A space vehicle solar energy thermally powered electrical generating system is not a conventional application of solar energy. It is not desirable to directly regulate the amount of solar energy being absorbed by a thermal storage medium in a spacecraft because of the complexity of the requisite controls Furthermore because of the high energy content of solar energy above the earth's atmosphere and the limited size of the thermal energy storage medium in a space vehicle, the maximum thermal capacity of the thermal storage medium may be exceeded during periods of insolation. It is known that electric power systems for aerospace applications may be controlled utilizing state estimation and control principles. See "An Integrated Analytic Tool and Knowledge-Based System Approach to Aerospace Electric Power System Control", October, 1986, Society of Aeronautical Engineers Conference by William R. Owens, Eric Henderson and Kapal Gandikota. As described therein, state estimation is used to compute the state of the system from measurement of system variables with the state estimation being used for controlling the system.
Furthermore, it is known that actual system performance may be controlled by mathematically modeling system components to be controlled with differential equations when data is insufficient to control system performance by conventional control principles. This technique is known as "Kalman" filtering. See "A New Approach to Linear Filtering and Prediction Problems", R. E. Kalman, Journal of Basic Engineering, March 1960, pp 35-45 and "New Results in Linear Filtering and Prediction Theory", Journal of Basic Engineering, March, 1961, pp 95-107 by R. E. Kalman and R. S. Bucy. Kalman filtering has been utilized to perform estimation and prediction of unmeasured variables in a system to be controlled. See "Estimation and Prediction of Unmeasured Variables in Steel Mill Soaking Pit Control System", IEEE Transactions on Automatic Control, Vol. AC-28, pp 372-380, March, 1983 by V. Lumelsky. Additional publications describing further applications of Kalman filtering are "Applied Optical Estimation", The MIT Press, Cambridge, Mass., 1974 by A. Gelb and "IEEE Transactions on Automatic Control" Vol. AC-16, No. 6, December, 1976.
U.S. Pat.
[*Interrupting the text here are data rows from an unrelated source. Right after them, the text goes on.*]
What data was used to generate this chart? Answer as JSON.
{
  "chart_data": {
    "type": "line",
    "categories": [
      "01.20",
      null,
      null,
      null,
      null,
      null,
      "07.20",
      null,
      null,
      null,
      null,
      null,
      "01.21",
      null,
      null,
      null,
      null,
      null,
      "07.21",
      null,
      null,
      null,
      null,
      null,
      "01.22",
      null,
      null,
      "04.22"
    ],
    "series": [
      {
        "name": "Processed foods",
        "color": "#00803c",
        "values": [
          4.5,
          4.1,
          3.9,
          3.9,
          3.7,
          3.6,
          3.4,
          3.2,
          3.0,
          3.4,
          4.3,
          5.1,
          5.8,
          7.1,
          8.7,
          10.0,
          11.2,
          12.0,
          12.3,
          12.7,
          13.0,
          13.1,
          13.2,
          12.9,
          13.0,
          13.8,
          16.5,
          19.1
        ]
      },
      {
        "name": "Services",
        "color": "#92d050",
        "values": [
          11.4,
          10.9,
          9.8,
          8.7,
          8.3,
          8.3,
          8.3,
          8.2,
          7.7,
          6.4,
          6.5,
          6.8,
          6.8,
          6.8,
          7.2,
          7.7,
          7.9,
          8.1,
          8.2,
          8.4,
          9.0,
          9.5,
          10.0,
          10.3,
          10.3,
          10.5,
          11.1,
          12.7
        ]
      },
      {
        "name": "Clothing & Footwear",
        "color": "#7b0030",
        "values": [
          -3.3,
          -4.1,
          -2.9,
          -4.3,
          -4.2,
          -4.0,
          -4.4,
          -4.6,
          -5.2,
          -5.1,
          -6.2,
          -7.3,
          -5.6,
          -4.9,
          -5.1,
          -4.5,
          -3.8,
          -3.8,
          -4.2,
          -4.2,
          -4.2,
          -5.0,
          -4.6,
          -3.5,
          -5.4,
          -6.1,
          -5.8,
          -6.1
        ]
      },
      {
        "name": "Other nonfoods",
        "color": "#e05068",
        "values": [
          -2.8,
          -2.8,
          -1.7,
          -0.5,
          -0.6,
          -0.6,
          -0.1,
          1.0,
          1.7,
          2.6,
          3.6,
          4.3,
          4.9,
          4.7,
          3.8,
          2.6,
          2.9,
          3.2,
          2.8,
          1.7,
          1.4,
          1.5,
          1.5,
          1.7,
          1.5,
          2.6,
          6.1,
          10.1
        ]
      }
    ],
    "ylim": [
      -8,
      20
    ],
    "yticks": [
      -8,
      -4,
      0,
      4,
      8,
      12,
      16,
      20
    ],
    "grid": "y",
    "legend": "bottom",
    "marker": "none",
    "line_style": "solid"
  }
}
Nos. 4,577,270 and 4,635,182 disclose examples of Kalman filtering used in control systems in which insufficient data exists to calculate a state estimate based on conventional control principles using measured data. Kalman filtering theory may be applied to provide state estimations when insufficient data exists for using conventional control theory in those situations when it is possible to mathematically model by differential equations the component parts of the system to be controlled. Kalman filtering theory is applicable to both current and future state estimates with the future state estimate being based upon extrapolating the differential equations used to mathematically model the current state estimate into the future.
Heat pipes with integral thermal energy storage have been utilized by the Los Alamos National Laboratory in thermal energy storage systems. The Arizona State University has verified that a sodium heat pipe with lithium hydroxide thermal energy canisters successfully functions as a thermal energy storage medium. The lithium hydroxide thermal energy storage medium is characterized by a solid phase which has a first linear relationship between the change in heat (Q) and the change of temperature (T) which has a relatively high slope. Once sufficient energy is absorbed by the lithium hydroxide system, the solid phase begins to change state to a liquid state. The relationship of Q versus T in the state in which there is a phase change to the liquid state is characterized by a second linear relatively small slope in which large amounts of heat may be added to the lithium hydroxide without substantially changing the temperature of the thermal storage medium. Finally, once all of the lithium hydroxide storage medium has changed to the liquid state, the relationship of Q versus T increases again at relatively high slope.
There is no known way of directly measuring the actual heat stored in the lithium hydroxide system during operation in the second slope because of the small slope with the analogy being measuring the amount of electrical energy stored in a storage battery. Moreover, it is undesirable to operate the thermal energy storage medium in either the first or third slopes of the Q versus T characteristic.